Como Joe en Ruanda, también Jacob necesitaba una maduración en su “solidaridad”, un encuentrocon la realidad de sí mismo, y también aquí viene de la mano de la muerte, aunque en este caso sea la de otra persona. Digamos que su amor a los niños pobres de Bombay era sincero y verdadero, pero precisaba de una purificación interior personal, de un reencuentro con sus raíces y su pasado. Y puesto a prueba en el crisol de la adversidad, esa caridad sale robustecida y reordenada en su justicia familiar y social. En este caso no se explicitan razones de orden religioso, pero bastan las naturales para entender que la labor solidaria exige una integridad y coherencia personal entre lo que uno es y la labor realizada, y cuanto más profundas y fuertes sean las motivaciones en dicha actuación, mayores serán los frutos que se recojan.

En Después de la boda también resulta decisiva la forma cinematográfica para trasmitir ese drama y dilema de Jacob, y acercarle al espectador a través del dolor y la emoción. En su factura, Susanne Bier echa mano de lo mejor de la estética del Dogma’95 y lo ensambla magistralmente con la ágil narrativa del melodrama americano. Así, construye un preciso guión estructurado en torno a varias “confesiones”, que avanza a buen ritmo y sin altibajos gracias a unos puntos de giro estratégicamente colocados para relanzar la historia en una nueva dirección, y a unos ajustados diálogos en los que no sobra ni falta nada. A esta fluida historia que sorprende y conmueve de manera equilibrada, la directora suma la frescura y espontaneidad de una cámara en mano que sigue a los personajes en su búsqueda de la verdad y de la libertad interior que necesitan, sin desconcertar ni marear al espectador, con planos detalles que penetran en el alma atribulada y miradas que se cruzan para desvelar temores e inquietudes. Un inteligente uso de la elipsis y del montaje sincopado contribuyen, a su vez, a generar esa búsqueda de lo esencial sin perderse en lo anecdótico, y permite a los actores esconderse en sus personajes y desnudar su alma para reflejar al hombre en su complejidad de luces y sombras, de secretos y rectos deseos de solidaridad.

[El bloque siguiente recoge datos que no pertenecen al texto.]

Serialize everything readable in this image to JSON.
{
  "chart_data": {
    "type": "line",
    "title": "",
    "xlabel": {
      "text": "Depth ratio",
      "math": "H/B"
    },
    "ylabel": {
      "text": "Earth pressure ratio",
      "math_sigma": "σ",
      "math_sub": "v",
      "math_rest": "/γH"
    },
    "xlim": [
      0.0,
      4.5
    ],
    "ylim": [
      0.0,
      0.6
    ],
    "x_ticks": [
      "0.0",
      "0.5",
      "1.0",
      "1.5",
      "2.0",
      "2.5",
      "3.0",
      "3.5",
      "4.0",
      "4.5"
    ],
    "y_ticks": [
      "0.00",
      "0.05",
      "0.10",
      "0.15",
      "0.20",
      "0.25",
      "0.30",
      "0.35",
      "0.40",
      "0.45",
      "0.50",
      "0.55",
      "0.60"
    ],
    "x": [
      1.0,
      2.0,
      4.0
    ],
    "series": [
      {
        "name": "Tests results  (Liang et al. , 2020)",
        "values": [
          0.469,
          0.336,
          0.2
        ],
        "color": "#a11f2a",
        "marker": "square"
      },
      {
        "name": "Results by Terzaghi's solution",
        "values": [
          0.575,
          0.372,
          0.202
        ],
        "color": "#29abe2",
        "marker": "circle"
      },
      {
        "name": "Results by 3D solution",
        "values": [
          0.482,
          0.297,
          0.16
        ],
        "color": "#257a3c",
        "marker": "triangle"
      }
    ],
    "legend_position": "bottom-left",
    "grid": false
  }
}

Porque si hasta ahora nos hemos referido a Jacob como la persona solidaria, también Jorgen podría merecer ese calificativo, y no sólo por su donación económica. Es que, como antes Joe y el padre Christopher, también ahora Jacob y Jorgen hacen lo que pueden, según su sentido de la solidaridad y de la caridad, y según su lugar en el mundo. Simplemente, cada uno toma sus decisiones y asume sus responsabilidades de acuerdo con sus resortes interiores y sus perspectivas existenciales, sin esconderse detrás de una máscara o de un engaño, como hacía el protagonista de El jefe de todo esto (Lars von Trier).